The unnamed narrator leads her (steady, unthrilling) husband and her child Sam to believe that she is following her carefully planned route and then that at the end of her cross-country adventure, she is immersing herself in the wonders of New York. But she is actually redecorating her nearby motel room (using the $20,000 windfall she was to spend on her NYC trip), wandering the nondescript town, making up stories about her New York experience, and developing an all-consuming obsession with a younger man who works at Hertz.
I generally feel extreme personal discomfort at witnessing others' questionable decision-making, and at times I felt as though All Fours was sent to test my limits. I had visceral reactions to some of the protagonist's choices, and, early on and often I was exhausted by her relentless, intense navel-gazing and the picking-apart of each minute detail within each of her experiences. Her revved-up sex drive was so heavily featured, it felt like its own character.

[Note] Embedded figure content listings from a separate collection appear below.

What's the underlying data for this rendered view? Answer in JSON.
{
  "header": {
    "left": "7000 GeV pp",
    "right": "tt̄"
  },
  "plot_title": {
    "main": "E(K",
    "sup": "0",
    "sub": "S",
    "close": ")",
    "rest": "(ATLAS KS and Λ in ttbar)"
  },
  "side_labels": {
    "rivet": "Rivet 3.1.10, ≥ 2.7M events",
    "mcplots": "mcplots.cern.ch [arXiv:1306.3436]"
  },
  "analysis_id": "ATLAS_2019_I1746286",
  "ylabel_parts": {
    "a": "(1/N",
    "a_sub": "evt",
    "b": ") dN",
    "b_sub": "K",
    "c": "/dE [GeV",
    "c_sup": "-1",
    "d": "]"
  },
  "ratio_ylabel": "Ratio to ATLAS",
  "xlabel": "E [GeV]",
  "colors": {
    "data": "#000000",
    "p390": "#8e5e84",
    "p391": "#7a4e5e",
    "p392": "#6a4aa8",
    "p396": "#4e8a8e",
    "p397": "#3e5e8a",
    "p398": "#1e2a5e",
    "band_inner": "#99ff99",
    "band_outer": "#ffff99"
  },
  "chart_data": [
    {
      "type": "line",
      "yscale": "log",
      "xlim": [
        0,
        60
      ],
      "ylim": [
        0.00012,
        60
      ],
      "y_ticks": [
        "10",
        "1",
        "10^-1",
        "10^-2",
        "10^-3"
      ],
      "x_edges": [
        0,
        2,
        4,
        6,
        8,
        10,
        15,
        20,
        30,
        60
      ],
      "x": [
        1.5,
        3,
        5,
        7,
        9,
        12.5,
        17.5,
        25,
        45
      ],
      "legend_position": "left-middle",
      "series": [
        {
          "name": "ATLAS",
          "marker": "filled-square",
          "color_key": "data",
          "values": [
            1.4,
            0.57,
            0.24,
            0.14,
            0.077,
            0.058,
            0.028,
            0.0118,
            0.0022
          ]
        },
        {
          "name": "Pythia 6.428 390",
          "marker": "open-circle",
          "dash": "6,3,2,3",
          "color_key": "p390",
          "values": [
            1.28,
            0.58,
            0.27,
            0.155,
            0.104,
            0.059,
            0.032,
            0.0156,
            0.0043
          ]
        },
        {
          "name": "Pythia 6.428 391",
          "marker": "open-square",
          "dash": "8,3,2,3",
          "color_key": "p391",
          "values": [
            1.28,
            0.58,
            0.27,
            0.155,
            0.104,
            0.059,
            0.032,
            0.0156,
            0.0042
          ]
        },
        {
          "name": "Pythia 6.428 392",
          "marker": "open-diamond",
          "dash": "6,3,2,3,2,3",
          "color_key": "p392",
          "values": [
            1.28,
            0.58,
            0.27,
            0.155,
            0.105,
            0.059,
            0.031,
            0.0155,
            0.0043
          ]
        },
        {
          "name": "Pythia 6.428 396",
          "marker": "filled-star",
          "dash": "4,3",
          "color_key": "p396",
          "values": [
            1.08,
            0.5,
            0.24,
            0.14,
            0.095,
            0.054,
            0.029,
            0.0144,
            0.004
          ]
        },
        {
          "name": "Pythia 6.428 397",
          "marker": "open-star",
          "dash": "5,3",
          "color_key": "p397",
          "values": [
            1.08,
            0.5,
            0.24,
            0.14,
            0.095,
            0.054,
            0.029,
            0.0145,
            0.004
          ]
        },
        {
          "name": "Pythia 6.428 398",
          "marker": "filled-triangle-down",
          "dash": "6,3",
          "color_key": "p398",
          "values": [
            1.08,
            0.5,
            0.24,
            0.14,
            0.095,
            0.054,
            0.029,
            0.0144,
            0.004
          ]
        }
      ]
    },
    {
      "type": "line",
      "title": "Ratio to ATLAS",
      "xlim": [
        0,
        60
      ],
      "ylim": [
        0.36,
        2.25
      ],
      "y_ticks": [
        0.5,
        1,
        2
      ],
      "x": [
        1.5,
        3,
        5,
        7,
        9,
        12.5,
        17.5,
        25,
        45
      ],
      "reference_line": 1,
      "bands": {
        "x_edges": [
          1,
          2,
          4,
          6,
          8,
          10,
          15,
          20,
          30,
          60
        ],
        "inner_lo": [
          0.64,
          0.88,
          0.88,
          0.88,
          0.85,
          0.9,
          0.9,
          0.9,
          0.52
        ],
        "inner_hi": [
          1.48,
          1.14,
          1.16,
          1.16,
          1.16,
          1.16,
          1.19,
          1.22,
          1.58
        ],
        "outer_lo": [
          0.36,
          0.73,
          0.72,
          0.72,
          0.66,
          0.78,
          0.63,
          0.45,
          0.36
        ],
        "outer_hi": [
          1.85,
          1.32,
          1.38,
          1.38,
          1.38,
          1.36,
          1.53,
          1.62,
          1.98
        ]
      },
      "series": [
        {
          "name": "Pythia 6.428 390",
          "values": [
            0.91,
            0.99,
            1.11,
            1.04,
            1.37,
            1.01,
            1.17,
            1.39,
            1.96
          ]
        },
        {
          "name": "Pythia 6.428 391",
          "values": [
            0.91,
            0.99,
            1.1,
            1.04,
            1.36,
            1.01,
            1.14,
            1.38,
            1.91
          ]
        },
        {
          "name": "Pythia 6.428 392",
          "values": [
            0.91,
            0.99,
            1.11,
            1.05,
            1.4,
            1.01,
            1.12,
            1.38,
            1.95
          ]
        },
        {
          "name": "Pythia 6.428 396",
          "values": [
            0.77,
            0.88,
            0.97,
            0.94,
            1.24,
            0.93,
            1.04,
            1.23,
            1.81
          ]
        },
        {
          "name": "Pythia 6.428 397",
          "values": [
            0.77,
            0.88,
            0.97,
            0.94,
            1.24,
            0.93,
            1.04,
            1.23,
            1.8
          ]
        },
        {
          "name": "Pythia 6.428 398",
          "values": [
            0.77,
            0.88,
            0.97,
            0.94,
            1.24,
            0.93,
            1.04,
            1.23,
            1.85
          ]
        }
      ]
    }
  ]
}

But I settled into the constant unease of traveling alongside a character whose author seemed hell bent on making the reader uncomfortable. (Beyond the main protagonist's overreaching intention to burn it all down in her life, there are extended scenes that involve bonding through cutting matted poop hair away from a dog's butt; one character's removal of a tampon from another in a bid for unorthodox intimacy; and putting hands into a stream of another person's pee for the same purpose.)
The shape of the character's primary relationship after these weeks in the hotel room is unusual (she polls her friends to determine that it is so within her circle as well) and for me was a relief, as it was an actively chosen path rather than a reactive, motel-based, lie-founded, drawn-out floundering that heavily featured and often relied upon various bodily fluids.
I appreciated the exploration aspect of the story, and ultimately I could appreciate its existence within a claustrophobia-inducing and self-imposed set of impulsively imposed and drawn-out circumstances. I laughed out loud once and did enjoy the dark humor that emerges at times.
The title references a scene in which the main character's sculptor friend is working on a headless piece of a woman on all fours, and her note that it is not the most vulnerable pose as we might think, but the most stable position for the human body.
I listened to All Fours as an audiobook.

More about Miranda July
A performance artist, actress, and director, July is also the author of the books The First Bad Man and It Chooses You and the stories No One Belongs Here More than You.